Q: I would like to know what is the project that the U.S. has in terms of defense cooperation with the countries of Latin America, and I would also like to know what was the content of your discussion with President Fernando Henrique?
A: (Cohen): We have a number of military relationships with the countries of Latin America. We try to exercise together from time to time; we share information with each other; we are trying to learn how to deal with transnational types of problems-problems that transcend national borders: the flow of illegal drugs, international terrorism, the flow of immigrants, all of the kinds of problems that will confront Latin America and the U.S. and countries at large . These are the types of military relations that we have, and a very good one with the military here in Brazil.
With respect to my conversation with your president, we discussed a variety of issues, but most of the conversation pertained to the creation of a ministry of defense, how complicated it is. The President gave a very personal rendition as such, or at least invocation of his own experience in the past and how he understood his relationship with the military, how he related to it, challenges in dealing with the Congress of your country; a far ranging discussion that pertained to the ministry of defense which he has advocated creating or will be created sometime in the future. We also discussed President's Cardoso trip to Washington to meet with President Clinton and that he is going to be sharing a weekend at Camp David, how much he was looking forward to that visit and how much President Clinton is looking forward to that visit. Among other subjects, we discussed the threat of biological weapons, what a very small amount of biological substance can do in the way of damage to individual countries and collectively to countries all over the world. Contrary to any press speculation, there was no discussion about arms.

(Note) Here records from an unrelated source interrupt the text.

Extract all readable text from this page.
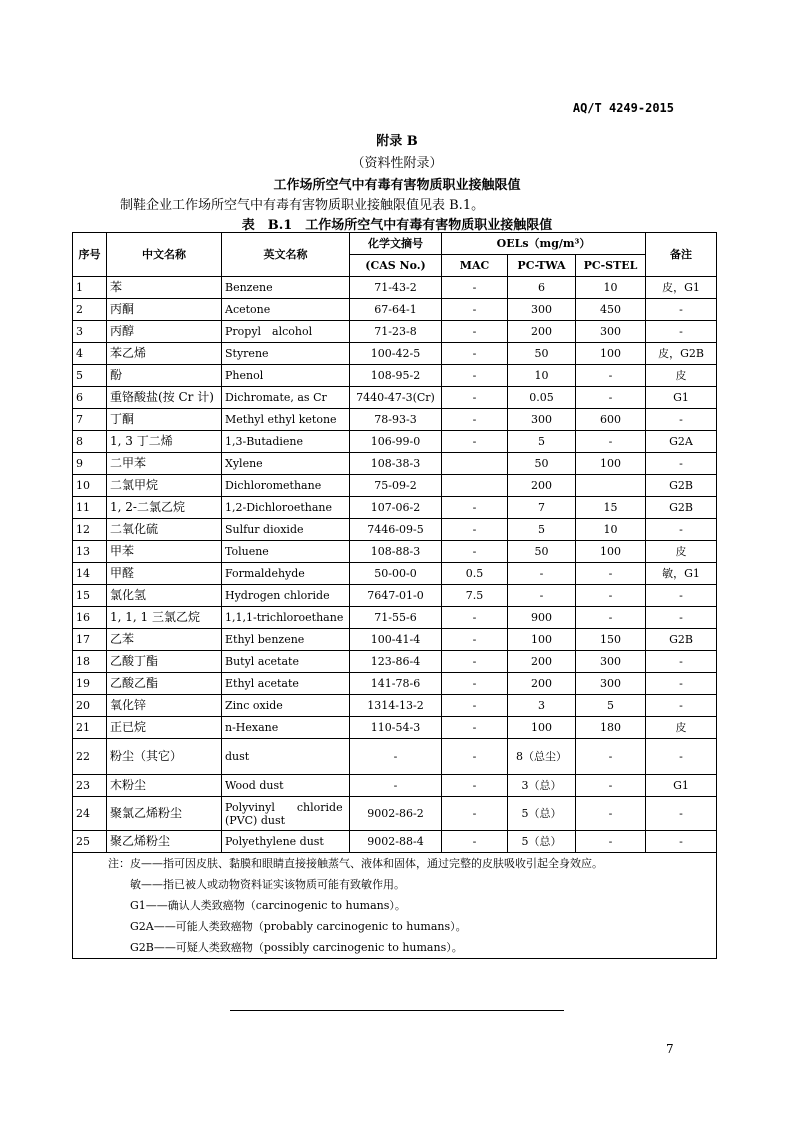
AQ/T 4249-2015
附录 B
（资料性附录）
工作场所空气中有毒有害物质职业接触限值
制鞋企业工作场所空气中有毒有害物质职业接触限值见表 B.1。
表　B.1　工作场所空气中有毒有害物质职业接触限值
序号	中文名称	英文名称	化学文摘号	OELs（mg/m³）			备注
			(CAS No.)	MAC	PC-TWA	PC-STEL	
1	苯	Benzene	71-43-2	-	6	10	皮，G1
2	丙酮	Acetone	67-64-1	-	300	450	-
3	丙醇	Propyl　alcohol	71-23-8	-	200	300	-
4	苯乙烯	Styrene	100-42-5	-	50	100	皮，G2B
5	酚	Phenol	108-95-2	-	10	-	皮
6	重铬酸盐(按 Cr 计)	Dichromate, as Cr	7440-47-3(Cr)	-	0.05	-	G1
7	丁酮	Methyl ethyl ketone	78-93-3	-	300	600	-
8	1, 3 丁二烯	1,3-Butadiene	106-99-0	-	5	-	G2A
9	二甲苯	Xylene	108-38-3		50	100	-
10	二氯甲烷	Dichloromethane	75-09-2		200		G2B
11	1, 2-二氯乙烷	1,2-Dichloroethane	107-06-2	-	7	15	G2B
12	二氧化硫	Sulfur dioxide	7446-09-5	-	5	10	-
13	甲苯	Toluene	108-88-3	-	50	100	皮
14	甲醛	Formaldehyde	50-00-0	0.5	-	-	敏，G1
15	氯化氢	Hydrogen chloride	7647-01-0	7.5	-	-	-
16	1, 1, 1 三氯乙烷	1,1,1-trichloroethane	71-55-6	-	900	-	-
17	乙苯	Ethyl benzene	100-41-4	-	100	150	G2B
18	乙酸丁酯	Butyl acetate	123-86-4	-	200	300	-
19	乙酸乙酯	Ethyl acetate	141-78-6	-	200	300	-
20	氧化锌	Zinc oxide	1314-13-2	-	3	5	-
21	正已烷	n-Hexane	110-54-3	-	100	180	皮
22	粉尘（其它）	dust	-	-	8（总尘）	-	-
23	木粉尘	Wood dust	-	-	3（总）	-	G1
24	聚氯乙烯粉尘	Polyvinyl　　chloride
(PVC) dust	9002-86-2	-	5（总）	-	-
25	聚乙烯粉尘	Polyethylene dust	9002-88-4	-	5（总）	-	-

注：皮——指可因皮肤、黏膜和眼睛直接接触蒸气、液体和固体，通过完整的皮肤吸收引起全身效应。
敏——指已被人或动物资料证实该物质可能有致敏作用。
G1——确认人类致癌物（carcinogenic to humans）。
G2A——可能人类致癌物（probably carcinogenic to humans）。
G2B——可疑人类致癌物（possibly carcinogenic to humans）。							
7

Q: I would like to know if you have any definitive proposal on the creation of an anti-drug center in Panama, that has recently been discussed?
A: (Cohen): We did not have a discussion pertaining to that.
Q: With regard to the transnational problems that were raised here, the United States has agreements with Peru, Bolivia and Colombia whereby military personnel from the United States operate in the anti-drug activities in those countries on the basis of agreements. Do you see any possibility or any necessity of military personnel from the United States operating in a similar capacity in Brazil?
A: (Cohen): The answer is that I do not believe that we have any plans. Should Brazil feel it would be inclined to invite the United States to share information on the flow of narcotics throughout the hemisphere, we are happy to do so. But there has been no plan and no intention to have such an arrangement that I am aware of.